TA: Countries with natural resources obviously offer great opportunities, but the entire continent has significant untapped resources from Africa’s many rivers and waterfalls, to sunlit stretches of deserts. Countries with more a developed infrastructure backbone perhaps have fewer opportunities as their markets are already developed enough not to need newly transformational projects. In more ways than one, countries such as fragile states or those which have suffered from severe infrastructure deficits will offer many opportunities. Africa is an extremely exciting place for infrastructure as from North to South, East to West, the continent and its many nations are filled with opportunities.

Which sectors seem the most promising?

TA: There are two sectors which are recognised to be at the heart of infrastructure and these two also happen to be the most promising in Africa, both from an impact perspective and from a private sector development one: energy and transport. These two sectors are vital and are also the foundations on which other infrastructure sectors are founded. Electricity and roads are essentially the key to unlocking Africa’s potential and they are also the most promising from a private sector perspective. Africa has recently witnessed incredible achievements in both the energy and transport sectors, with the world’s largest wind farm in Kenya and significant developments in the public-private partnership (PPP) approach to transport.

What are the main challenges/risk factors to overcome?

TA: There are a number of challenges in the African landscape. In the past, it has been difficult to mobilise the needed capital, as infrastructure projects did not present the private sector with adequate prospects for their investments. However, the AfDB has recently launched the Africa50 fund which will aim to restructure projects so as to provide the global markets with ample investment opportunities.

Of course, the fragility of some African states presents a risk to infrastructure projects which, by nature, involve government participation. Significant steps have recently been made by governments to promote transparency and capacity building, so although there are challenges and risk factors, doing infrastructure in Africa has never been as possible and as promising as today.

Which types of investors are most active, and through which channels/structures is capital likely to be invested?

TA: Africa’s infrastructure market today attracts investors from all over the world and from various sectors: mining companies, sovereign wealth funds and governments to name only a few. The creation of the Africa50 vehicle has created a new and exciting channel through which these investments are likely to be invested.

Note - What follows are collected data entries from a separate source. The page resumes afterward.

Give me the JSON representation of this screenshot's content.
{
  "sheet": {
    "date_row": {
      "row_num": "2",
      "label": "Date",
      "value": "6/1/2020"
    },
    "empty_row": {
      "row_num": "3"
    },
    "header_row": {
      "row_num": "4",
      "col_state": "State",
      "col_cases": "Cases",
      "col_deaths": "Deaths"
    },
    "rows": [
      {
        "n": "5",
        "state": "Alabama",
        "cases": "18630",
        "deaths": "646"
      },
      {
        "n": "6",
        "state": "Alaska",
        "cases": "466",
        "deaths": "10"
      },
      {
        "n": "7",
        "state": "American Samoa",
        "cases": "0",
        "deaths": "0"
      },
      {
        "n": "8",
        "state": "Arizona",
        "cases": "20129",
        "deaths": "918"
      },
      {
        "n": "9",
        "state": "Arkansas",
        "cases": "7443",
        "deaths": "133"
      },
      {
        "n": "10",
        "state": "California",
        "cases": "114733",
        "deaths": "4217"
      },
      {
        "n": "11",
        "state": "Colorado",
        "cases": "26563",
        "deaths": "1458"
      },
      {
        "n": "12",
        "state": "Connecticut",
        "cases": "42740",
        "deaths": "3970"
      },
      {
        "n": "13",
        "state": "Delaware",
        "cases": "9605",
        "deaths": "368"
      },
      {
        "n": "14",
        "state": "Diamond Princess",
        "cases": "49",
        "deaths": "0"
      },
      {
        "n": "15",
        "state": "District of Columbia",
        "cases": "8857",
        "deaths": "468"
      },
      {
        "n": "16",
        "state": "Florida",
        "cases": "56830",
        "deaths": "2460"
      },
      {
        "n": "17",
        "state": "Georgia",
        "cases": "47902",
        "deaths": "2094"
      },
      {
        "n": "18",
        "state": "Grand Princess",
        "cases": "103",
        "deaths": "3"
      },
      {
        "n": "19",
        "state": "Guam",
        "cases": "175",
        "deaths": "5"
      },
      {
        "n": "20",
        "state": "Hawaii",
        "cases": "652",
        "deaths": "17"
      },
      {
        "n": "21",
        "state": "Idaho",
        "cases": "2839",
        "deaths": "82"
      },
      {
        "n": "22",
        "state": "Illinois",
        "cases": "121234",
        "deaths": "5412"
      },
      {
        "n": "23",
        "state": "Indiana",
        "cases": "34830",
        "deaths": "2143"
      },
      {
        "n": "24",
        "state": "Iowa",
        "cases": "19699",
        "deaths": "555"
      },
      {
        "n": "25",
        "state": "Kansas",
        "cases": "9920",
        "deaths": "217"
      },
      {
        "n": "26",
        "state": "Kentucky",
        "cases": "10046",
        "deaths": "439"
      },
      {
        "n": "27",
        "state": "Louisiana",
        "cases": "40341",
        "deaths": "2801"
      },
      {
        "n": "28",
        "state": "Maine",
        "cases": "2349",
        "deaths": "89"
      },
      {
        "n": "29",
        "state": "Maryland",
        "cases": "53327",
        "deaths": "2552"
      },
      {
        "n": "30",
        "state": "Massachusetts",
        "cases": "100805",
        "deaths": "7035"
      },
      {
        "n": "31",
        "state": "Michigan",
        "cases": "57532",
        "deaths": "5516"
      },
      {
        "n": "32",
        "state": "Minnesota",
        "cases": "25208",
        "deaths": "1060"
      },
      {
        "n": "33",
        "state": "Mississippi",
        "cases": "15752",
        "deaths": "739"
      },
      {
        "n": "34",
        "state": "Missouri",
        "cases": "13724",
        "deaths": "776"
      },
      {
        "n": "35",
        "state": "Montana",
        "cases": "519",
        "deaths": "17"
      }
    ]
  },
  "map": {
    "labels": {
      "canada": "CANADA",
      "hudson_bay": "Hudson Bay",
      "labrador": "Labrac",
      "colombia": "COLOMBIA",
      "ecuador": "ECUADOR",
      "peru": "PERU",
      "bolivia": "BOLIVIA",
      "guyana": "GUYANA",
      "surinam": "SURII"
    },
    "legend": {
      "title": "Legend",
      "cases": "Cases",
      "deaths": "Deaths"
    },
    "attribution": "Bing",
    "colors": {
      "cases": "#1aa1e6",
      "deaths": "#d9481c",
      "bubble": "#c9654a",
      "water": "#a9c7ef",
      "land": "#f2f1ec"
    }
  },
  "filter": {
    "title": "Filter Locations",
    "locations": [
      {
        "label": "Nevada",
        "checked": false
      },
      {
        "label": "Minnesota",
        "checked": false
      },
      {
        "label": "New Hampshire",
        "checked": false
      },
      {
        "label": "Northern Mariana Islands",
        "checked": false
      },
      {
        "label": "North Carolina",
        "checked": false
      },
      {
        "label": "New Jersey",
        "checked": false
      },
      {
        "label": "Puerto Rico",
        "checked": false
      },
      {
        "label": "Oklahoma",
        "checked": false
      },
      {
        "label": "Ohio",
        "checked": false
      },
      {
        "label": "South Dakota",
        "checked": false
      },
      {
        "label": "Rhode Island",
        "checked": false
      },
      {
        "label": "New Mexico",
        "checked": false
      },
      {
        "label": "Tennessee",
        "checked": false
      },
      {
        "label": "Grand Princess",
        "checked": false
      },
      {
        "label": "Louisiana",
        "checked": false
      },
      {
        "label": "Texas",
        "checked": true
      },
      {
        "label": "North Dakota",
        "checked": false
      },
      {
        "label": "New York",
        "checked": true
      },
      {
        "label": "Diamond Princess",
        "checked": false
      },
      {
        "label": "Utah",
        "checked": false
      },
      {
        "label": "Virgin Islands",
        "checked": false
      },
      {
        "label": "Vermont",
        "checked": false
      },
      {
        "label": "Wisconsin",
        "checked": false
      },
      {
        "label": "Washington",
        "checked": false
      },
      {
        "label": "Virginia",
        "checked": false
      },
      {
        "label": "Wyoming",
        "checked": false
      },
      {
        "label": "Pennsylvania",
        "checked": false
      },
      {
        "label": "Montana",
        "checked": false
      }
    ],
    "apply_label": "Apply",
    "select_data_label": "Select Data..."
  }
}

This new vehicle, which encompasses the entire project life cycle, will play a significant role in catalysing investments into Africa’s infrastructure market and ensuring that investors are provided with steady financial returns.

* Tas Anvaripour is the director of business development at the African Development Bank, where she is also the team leader in charge of structuring, fundraising and establishing Africa50, a pan-African infrastructure vehicle expected to become Africa’s largest and most significant of its type.